Bajaj Auto partners with Triumph to take on Royal Enfield
Bajaj Auto and Triumph Motorcycles have announced a partnership to make middleweight motorcycles, a segment that Royal Enfield dominates in India
Mumbai: India’s Bajaj Auto Ltd and the UK’s Triumph Motorcycles Ltd on Tuesday announced a global partnership to make deeper inroads into the so-called middleweight (engine capacities of between 250cc and 600cc) motorcycle market in India, and the world.
Under the terms of the partnership, the two companies will develop and distribute these motorcycles, the market for which is growing rapidly; Bajaj will manufacture them.
Analysts say the partnership will help Bajaj compete with Eicher Motors Ltd’s Royal Enfield motorcycles that are popular in India and becoming popular in other parts of the world. For Triumph, they add, it is an opportunity to offer a motorcycle in a segment in which it currently doesn’t operate and at a lower price.
Royal Enfield makes 350cc and 500cc (and one 535cc) bikes.
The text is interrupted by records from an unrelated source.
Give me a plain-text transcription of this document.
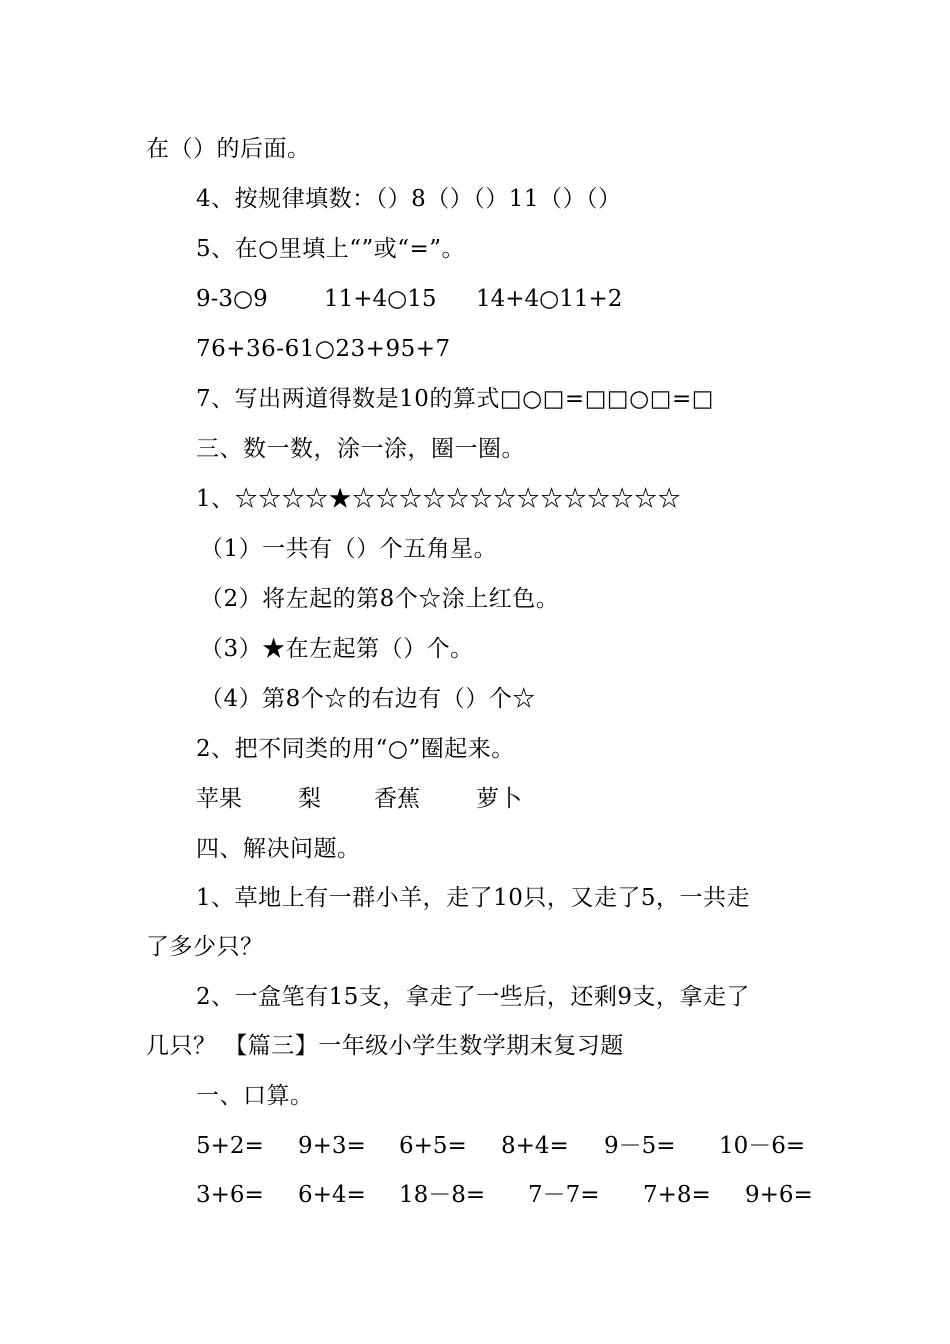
在（）的后面。
4、按规律填数：（）8（）（）11（）（）
5、在○里填上“”或“=”。
9-3○9 11+4○15 14+4○11+2
76+36-61○23+95+7
7、写出两道得数是10的算式□○□=□□○□=□
三、数一数，涂一涂，圈一圈。
1、☆☆☆☆★☆☆☆☆☆☆☆☆☆☆☆☆☆☆
（1）一共有（）个五角星。
（2）将左起的第8个☆涂上红色。
（3）★在左起第（）个。
（4）第8个☆的右边有（）个☆
2、把不同类的用“○”圈起来。
苹果 梨 香蕉 萝卜
四、解决问题。
1、草地上有一群小羊，走了10只，又走了5，一共走
了多少只？
2、一盒笔有15支，拿走了一些后，还剩9支，拿走了
几只？ 【篇三】一年级小学生数学期末复习题
一、口算。
5+2= 9+3= 6+5= 8+4= 9－5= 10－6=
3+6= 6+4= 18－8= 7－7= 7+8= 9+6=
Bajaj makes one in that category—the 375cc Dominar—and Triumph none. In India, the world’s largest two-wheeler market, buyers have been up-trading to bigger motorcycles. In 2016, for instance, Royal Enfield sold 651,107 motorcycles in India, an increase of 30% from the previous year.
The alliance will help the firms leverage each others’ strength—Bajaj Auto’s manufacturing and engineering capabilities and Triumph’s positioning as premium luxury brand with global reach—the companies said.
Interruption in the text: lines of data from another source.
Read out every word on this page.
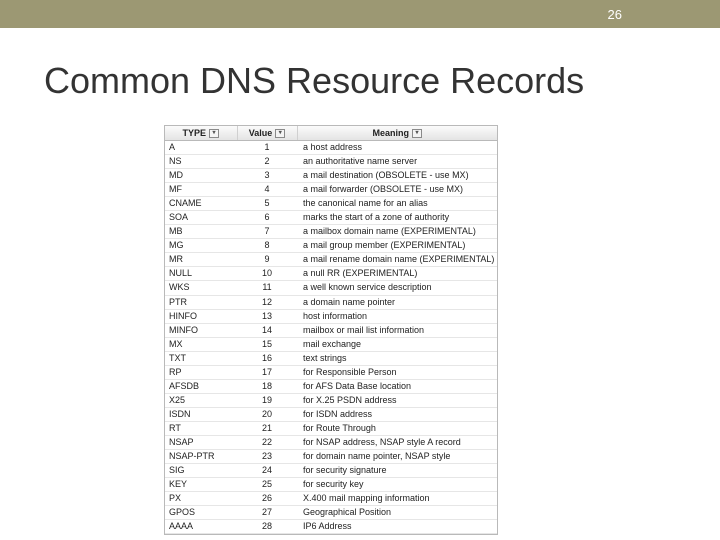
26
Common DNS Resource Records
TYPE ▾	Value ▾	Meaning ▾
A	1	a host address
NS	2	an authoritative name server
MD	3	a mail destination (OBSOLETE - use MX)
MF	4	a mail forwarder (OBSOLETE - use MX)
CNAME	5	the canonical name for an alias
SOA	6	marks the start of a zone of authority
MB	7	a mailbox domain name (EXPERIMENTAL)
MG	8	a mail group member (EXPERIMENTAL)
MR	9	a mail rename domain name (EXPERIMENTAL)
NULL	10	a null RR (EXPERIMENTAL)
WKS	11	a well known service description
PTR	12	a domain name pointer
HINFO	13	host information
MINFO	14	mailbox or mail list information
MX	15	mail exchange
TXT	16	text strings
RP	17	for Responsible Person
AFSDB	18	for AFS Data Base location
X25	19	for X.25 PSDN address
ISDN	20	for ISDN address
RT	21	for Route Through
NSAP	22	for NSAP address, NSAP style A record
NSAP-PTR	23	for domain name pointer, NSAP style
SIG	24	for security signature
KEY	25	for security key
PX	26	X.400 mail mapping information
GPOS	27	Geographical Position
AAAA	28	IP6 Address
The Rajiv Bajaj-led Bajaj Auto has been stitching together a strategy to become a global motorcycle maker and the partnership with Trimuph is a step in that direction. Bajaj also owns 48% in Austrian motorcycle maker KTM AG. Encouraged by the success of their decade-old partnership, last month, Bajaj and KTM expanded the scope of their agreement to include Husqvarna Motorcycles, made by a KTM affiliate.
“The partnership is for developing a range of mid-segment motorcycles,” said Vimal Sumbly, managing director at Triumph Motorcycles India Pvt. Ltd. The motorcycles that will be developed ground-up will create a new segment between the commuter and luxury bike segments, which is untapped currently. “Both Indian and global consumers are looking for a premium luxury motorcycle brand,” Sumbly added.
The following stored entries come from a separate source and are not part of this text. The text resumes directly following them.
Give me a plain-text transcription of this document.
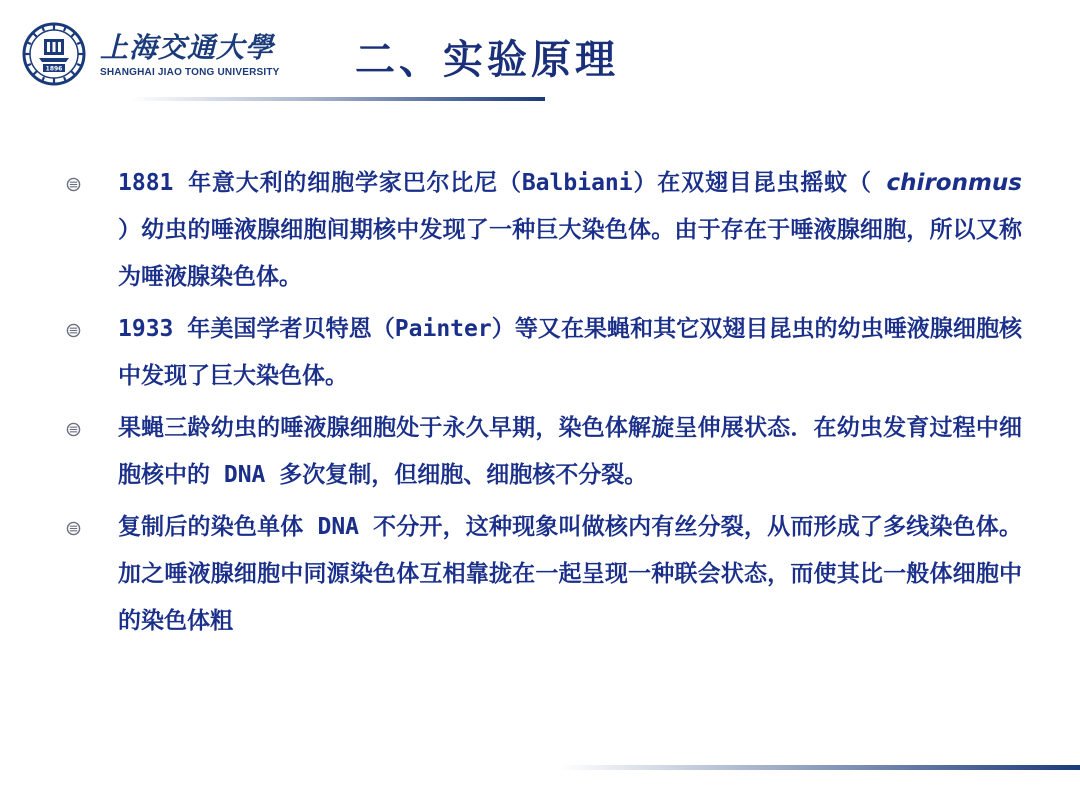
1896
上海交通大學
SHANGHAI JIAO TONG UNIVERSITY 二、实验原理
1881 年意大利的细胞学家巴尔比尼（Balbiani）在双翅目昆虫摇蚊（ chironmus ）幼虫的唾液腺细胞间期核中发现了一种巨大染色体。由于存在于唾液腺细胞，所以又称为唾液腺染色体。
1933 年美国学者贝特恩（Painter）等又在果蝇和其它双翅目昆虫的幼虫唾液腺细胞核中发现了巨大染色体。
果蝇三龄幼虫的唾液腺细胞处于永久早期，染色体解旋呈伸展状态．在幼虫发育过程中细胞核中的 DNA 多次复制，但细胞、细胞核不分裂。
复制后的染色单体 DNA 不分开，这种现象叫做核内有丝分裂，从而形成了多线染色体。加之唾液腺细胞中同源染色体互相靠拢在一起呈现一种联会状态，而使其比一般体细胞中的染色体粗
The market for mid-weight bikes, which the duo is targeting, has been expanding.Sales of such models rose to 821,000 units at the end of calendar year 2016 from 200,000 in 2011 according to Emerging Markets Automotive Advisors (EMAA), a market research and sales forecasting firm. And everyone wants a piece of it. TVS Motor Co. and BMW AG have a partnership to develop motorcycles in this category (and will launch at least one this year) for sale in India and elsewhere.
“The strategic thinking/intent within the partnership is to provide both organizations the opportunity to reach new market segments within the global motorcycle market,” said S. Ravikumar, president, business development and assurance, Bajaj Auto.
Deepesh Rathore, managing director and co-founder of EMAA, described the alliance as “win-win”. The partnership will help Bajaj deal with competition in the middle-weight segment and gain access to newer geographies where Triumph has a presence. For Triumph, “it’s a low-risk entry into manufacturing”, he added.
Triumph will continue to assemble and sell high-end (above 750cc) bikes independently, said Sumbly.
Most analysts expect the first motorcycles from the partnership to roll out in two to three years.
Bajaj Auto shares responded positively to the news, rising 0.82% to Rs2,913.80 on the BSE on a day the benchmark Sensex fell 0.8%.